Das außergewöhnliche Wachstum der Dinariden-Einwohner fasziniert die Anthropologen schon seit dem Ende des 19. Jahrhunderts. In einem aktuellen Artikel der Fachzeitschrift Biology mit dem Titel "Mapping the Giant Mountains" ("Kartierung der Berge der Riesen") präsentieren Forscher der Masaryk-Universität im tschechischen Brünn und der Universität von Montenegro in Nikšić (Montenegro) das bislang umfassendste Bild der Körpergrößenunterschiede im ehemaligen Jugoslawien und dem angrenzenden Albanien.

 

Regional groß

Die Untersuchungen der Forscher beider Universitäten ergaben, dass 18-Jährige aus Montenegro im Schnitt 182,9 cm groß sind. Damit würden sie ihre niederländischen Altersgenossen (182,4 cm) um einen halben Zentimeter übertreffen und sich zu den "Größten auf der Welt" krönen. 

Trotzdem heben sich die Montenegriner nicht von ihren Nachbarn ab. Der 18-jährige junge Mann aus Dalmatien, der südlichsten Region Kroatiens, ist durchschnittlich stattliche 183,7 cm groß. Im südlichen Teil Bosnien-Herzegowinas, der Herzegowina, sind sie durchschnittlich 183,4 cm groß. In dem schmalen, benachbarten Pass, der Dalmatien über die südliche Herzegowina mit Zentralmontenegro verbinden, liegt die Durchschnittsgröße sogar über 184 cm. Die genannten Regionen sind allerdings Teile von Ländern, Kroatien bzw.

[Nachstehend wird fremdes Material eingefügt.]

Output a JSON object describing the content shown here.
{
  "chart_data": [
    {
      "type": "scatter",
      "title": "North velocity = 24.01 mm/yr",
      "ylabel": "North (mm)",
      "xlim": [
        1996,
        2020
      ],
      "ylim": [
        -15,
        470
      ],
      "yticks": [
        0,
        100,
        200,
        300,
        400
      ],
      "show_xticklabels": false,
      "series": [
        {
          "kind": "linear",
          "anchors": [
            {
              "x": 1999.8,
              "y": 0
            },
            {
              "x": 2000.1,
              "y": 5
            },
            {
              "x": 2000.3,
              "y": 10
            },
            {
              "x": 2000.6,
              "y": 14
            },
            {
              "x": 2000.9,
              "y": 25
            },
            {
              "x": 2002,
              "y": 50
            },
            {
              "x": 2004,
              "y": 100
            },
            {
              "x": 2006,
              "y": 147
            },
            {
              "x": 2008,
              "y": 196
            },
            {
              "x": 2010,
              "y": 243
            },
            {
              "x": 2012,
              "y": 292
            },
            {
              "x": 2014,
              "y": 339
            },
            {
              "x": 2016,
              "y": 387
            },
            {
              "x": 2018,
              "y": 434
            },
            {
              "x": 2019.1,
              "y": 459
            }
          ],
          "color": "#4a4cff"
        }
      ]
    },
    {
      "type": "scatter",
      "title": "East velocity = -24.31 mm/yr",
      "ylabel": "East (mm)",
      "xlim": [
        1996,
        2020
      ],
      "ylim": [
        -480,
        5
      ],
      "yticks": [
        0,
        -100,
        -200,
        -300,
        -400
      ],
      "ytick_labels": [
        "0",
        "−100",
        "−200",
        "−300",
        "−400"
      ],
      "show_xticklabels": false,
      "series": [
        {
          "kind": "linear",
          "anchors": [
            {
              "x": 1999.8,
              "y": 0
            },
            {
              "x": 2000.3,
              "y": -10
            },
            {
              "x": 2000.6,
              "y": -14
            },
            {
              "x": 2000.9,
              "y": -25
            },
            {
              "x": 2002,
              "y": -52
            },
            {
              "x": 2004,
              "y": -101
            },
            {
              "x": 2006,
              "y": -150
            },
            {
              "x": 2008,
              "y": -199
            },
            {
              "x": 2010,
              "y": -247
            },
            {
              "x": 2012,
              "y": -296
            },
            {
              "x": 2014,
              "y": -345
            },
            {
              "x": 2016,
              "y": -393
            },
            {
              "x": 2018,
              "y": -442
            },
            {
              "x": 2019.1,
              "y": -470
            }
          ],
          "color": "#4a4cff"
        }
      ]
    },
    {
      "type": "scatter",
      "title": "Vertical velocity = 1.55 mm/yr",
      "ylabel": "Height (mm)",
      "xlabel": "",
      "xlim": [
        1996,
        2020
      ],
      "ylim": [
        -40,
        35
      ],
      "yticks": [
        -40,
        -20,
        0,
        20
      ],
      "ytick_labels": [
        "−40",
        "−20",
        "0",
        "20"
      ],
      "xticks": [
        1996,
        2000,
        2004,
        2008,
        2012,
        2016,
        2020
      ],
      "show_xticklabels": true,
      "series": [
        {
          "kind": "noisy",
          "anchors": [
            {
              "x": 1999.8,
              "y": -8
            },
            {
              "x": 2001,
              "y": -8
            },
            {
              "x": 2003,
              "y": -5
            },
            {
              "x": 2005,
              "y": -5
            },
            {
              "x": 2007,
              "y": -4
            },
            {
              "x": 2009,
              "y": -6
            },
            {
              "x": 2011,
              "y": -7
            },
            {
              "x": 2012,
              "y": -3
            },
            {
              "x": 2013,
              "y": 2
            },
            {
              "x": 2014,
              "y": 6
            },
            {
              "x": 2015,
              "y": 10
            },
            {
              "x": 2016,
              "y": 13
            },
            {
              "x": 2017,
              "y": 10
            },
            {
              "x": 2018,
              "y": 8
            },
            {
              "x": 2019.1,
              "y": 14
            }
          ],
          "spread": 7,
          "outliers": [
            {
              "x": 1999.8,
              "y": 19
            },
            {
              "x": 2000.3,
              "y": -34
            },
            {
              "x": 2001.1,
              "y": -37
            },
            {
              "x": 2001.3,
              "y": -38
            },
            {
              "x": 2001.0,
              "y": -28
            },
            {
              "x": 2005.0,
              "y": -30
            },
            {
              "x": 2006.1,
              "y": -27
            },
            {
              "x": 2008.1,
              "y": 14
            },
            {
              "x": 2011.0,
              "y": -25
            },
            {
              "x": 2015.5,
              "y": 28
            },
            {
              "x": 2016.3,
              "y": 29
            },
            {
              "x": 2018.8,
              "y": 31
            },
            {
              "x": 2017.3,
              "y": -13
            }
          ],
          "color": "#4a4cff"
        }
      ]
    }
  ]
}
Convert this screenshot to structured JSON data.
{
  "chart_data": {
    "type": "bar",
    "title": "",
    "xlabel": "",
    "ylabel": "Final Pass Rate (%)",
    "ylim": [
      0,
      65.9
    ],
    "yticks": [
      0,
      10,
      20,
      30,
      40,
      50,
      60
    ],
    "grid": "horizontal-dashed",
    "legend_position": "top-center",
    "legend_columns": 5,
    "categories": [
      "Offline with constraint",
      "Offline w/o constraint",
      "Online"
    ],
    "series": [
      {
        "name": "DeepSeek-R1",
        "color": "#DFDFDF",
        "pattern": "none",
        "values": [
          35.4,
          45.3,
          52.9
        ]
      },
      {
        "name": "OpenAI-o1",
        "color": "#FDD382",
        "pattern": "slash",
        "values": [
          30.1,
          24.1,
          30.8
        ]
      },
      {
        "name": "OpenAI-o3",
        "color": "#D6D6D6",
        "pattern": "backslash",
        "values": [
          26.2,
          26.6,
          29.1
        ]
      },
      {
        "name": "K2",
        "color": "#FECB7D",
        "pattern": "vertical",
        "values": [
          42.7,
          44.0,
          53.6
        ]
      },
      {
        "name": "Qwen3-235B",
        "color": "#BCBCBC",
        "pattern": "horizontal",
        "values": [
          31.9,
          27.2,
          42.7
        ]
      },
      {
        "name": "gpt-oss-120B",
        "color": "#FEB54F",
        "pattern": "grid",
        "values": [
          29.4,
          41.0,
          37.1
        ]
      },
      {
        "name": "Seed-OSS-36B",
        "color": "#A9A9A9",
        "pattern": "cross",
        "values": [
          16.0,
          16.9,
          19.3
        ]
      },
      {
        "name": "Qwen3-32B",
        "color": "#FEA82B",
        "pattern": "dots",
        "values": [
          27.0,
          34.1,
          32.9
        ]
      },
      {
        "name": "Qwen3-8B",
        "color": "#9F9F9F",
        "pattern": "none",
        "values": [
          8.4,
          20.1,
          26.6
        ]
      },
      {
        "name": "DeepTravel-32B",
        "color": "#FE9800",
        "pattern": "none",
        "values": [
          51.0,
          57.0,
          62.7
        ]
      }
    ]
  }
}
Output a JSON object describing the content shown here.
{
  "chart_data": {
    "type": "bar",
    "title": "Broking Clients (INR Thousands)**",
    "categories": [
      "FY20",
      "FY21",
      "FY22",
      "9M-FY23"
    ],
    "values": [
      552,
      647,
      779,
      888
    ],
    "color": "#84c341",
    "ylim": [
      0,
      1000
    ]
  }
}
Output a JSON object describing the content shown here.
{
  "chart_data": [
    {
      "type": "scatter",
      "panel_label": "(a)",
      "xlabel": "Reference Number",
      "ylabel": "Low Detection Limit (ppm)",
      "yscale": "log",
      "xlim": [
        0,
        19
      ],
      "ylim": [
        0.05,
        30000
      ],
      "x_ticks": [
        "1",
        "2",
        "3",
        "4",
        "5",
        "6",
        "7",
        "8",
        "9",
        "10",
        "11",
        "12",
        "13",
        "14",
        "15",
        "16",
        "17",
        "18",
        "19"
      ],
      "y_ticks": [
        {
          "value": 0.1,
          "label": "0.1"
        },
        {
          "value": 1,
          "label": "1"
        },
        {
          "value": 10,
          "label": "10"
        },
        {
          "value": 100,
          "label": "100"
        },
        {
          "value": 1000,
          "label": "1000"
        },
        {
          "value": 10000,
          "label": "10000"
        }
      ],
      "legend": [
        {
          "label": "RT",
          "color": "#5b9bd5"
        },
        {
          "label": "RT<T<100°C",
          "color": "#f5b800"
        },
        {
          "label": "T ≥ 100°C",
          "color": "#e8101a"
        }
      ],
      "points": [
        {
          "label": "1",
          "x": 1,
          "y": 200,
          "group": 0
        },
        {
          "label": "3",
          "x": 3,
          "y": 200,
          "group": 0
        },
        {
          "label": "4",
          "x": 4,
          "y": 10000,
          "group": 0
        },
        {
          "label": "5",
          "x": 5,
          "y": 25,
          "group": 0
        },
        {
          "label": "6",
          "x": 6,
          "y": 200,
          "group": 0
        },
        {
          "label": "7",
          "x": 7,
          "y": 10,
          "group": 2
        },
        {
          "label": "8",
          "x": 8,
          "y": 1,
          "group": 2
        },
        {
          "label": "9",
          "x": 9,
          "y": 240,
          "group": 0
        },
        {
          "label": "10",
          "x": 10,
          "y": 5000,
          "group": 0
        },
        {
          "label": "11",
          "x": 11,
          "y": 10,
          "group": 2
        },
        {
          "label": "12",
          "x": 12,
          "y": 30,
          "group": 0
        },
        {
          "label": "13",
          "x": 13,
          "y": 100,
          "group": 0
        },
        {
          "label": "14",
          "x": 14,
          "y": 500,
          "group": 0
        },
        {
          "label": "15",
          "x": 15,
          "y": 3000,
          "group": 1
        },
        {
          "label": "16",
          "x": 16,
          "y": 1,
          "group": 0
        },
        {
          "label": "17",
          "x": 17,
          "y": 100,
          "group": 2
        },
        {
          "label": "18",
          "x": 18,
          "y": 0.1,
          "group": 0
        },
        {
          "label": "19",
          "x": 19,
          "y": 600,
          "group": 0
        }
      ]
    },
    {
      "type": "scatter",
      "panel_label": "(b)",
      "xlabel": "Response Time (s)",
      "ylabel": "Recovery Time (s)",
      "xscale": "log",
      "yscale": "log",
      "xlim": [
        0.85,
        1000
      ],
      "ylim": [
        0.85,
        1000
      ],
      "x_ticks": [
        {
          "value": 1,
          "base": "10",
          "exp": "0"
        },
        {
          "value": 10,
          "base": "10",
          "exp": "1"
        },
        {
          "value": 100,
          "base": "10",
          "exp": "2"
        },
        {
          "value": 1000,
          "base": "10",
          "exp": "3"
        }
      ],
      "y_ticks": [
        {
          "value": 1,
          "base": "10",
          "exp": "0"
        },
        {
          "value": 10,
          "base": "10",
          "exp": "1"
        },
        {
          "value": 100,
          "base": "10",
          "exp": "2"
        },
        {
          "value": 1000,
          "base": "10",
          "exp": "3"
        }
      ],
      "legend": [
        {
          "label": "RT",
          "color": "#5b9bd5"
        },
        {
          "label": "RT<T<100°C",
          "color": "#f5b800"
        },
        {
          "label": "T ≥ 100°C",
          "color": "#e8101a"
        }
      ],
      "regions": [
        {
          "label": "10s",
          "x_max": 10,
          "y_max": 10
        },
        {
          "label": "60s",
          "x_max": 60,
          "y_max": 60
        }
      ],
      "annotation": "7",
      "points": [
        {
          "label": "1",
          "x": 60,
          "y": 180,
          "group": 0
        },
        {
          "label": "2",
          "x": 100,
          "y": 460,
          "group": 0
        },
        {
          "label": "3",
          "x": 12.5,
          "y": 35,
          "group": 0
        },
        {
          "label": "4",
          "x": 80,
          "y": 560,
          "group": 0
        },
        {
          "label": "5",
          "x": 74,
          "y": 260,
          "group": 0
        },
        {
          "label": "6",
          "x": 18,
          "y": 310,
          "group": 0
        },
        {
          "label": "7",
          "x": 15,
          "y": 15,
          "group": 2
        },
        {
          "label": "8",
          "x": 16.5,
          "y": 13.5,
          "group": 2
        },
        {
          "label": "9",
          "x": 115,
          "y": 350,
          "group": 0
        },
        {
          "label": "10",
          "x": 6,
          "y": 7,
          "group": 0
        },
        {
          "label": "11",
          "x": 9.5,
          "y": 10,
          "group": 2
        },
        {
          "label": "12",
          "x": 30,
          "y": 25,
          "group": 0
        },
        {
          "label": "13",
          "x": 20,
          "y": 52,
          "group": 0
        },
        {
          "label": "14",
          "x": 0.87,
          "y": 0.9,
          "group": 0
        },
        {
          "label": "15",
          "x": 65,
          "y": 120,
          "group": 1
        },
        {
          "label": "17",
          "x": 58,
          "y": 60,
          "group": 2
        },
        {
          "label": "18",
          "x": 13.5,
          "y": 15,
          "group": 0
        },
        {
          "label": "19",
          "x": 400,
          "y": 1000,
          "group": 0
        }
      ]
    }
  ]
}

Bosnien und Herzegowina, deren Bewohnerinnen und Bewohner eine geringere Durchschnittsgröße aufweisen.

Die Riesen von Durmitor

Dieses Muster starker regionaler und sogar lokaler Unterschiede war bereits den Verwaltern des österreichisch-ungarischen Heeres ersichtlich, die die Größe ihrer Rekruten erfassten. Junge Männer aus Bosnien und Herzegowina, die 1895 in den Militärdienst eintraten, waren im Durchschnitt 172,4 cm groß, was deutlich über der Durchschnittsgröße der Rekruten aus der gesamten K.u.K-Monarchie im Jahr 1890 (165,1 cm) und sogar über der Durchschnittsgröße der traditionell großen nordeuropäischen Männer gleichen Alters (ca. 170 cm) lag.

Erstaunliche Ergebnisse ergaben auch Forschungen, die nach dem Ersten Weltkrieg durchgeführt wurden. So wurde bei Männern im Alter von 18 bis 40 Jahren, die das Durmitor-Gebirge im Nordwesten Montenegros bewohnten, eine Durchschnittsgröße von 176,7 cm festgestellt. Diesen Schnitt haben die Industrienationen Nord- und Westeuropas erst in den 1950er und 1960er Jahren erreicht.

Ursachenforschung

Unschlüssig sind sich die Forscher, wenn es um die Ursachenforschung geht. Lange Zeit war die These des US-amerikanischen Anthropologen Carleton Stevens Coon stark verbreitet. Der Professor an der Harvard-Universität lehrte in den 1920er Jahren, dass die Mineralien für die überdurchschnittliche Körpergröße in dieser Region ausschlaggebend sind. Laut Coon würden die größeren Menschen in der Region auf Kalkstein leben, während die kleineren, wie Albaner, auf Sandstein lebten. Jüngste Daten deuten jedoch darauf hin, dass Ernährung und Genetik wahrscheinlichere Ursachen sind.

Besonders interessant ist ein anderer Aspekt der Studie, der sich Bosnien und Herzegowina widmet. Aufgrund von Ernährungsunterschieden zwischen Religionsgemeinschaften würde das kleine Vielvölkerland einen faszinierenden Einblick in die Auswirkungen der Ernährung auf die Körpergröße bieten. Der Verzehr von Schweinefleisch, das als Hauptproteinquelle dient, ist bekanntlich im Islam verboten, was den doch deutlichen Größenunterschied von 2,2 cm zwischen den Bewohnern des muslimischen Teils von Sarajevo (181,8 cm) und seinem überwiegend serbisch geprägten östlichen Stadtrand (184,0 cm) erklären würde. Auch in anderen religiös gemischten Teilen des Landes, wie etwa um die herzegowinische Hauptstadt Mostar, sind Muslime 2-3 cm kleiner als ihre serbischen oder kroatischen Nachbarn.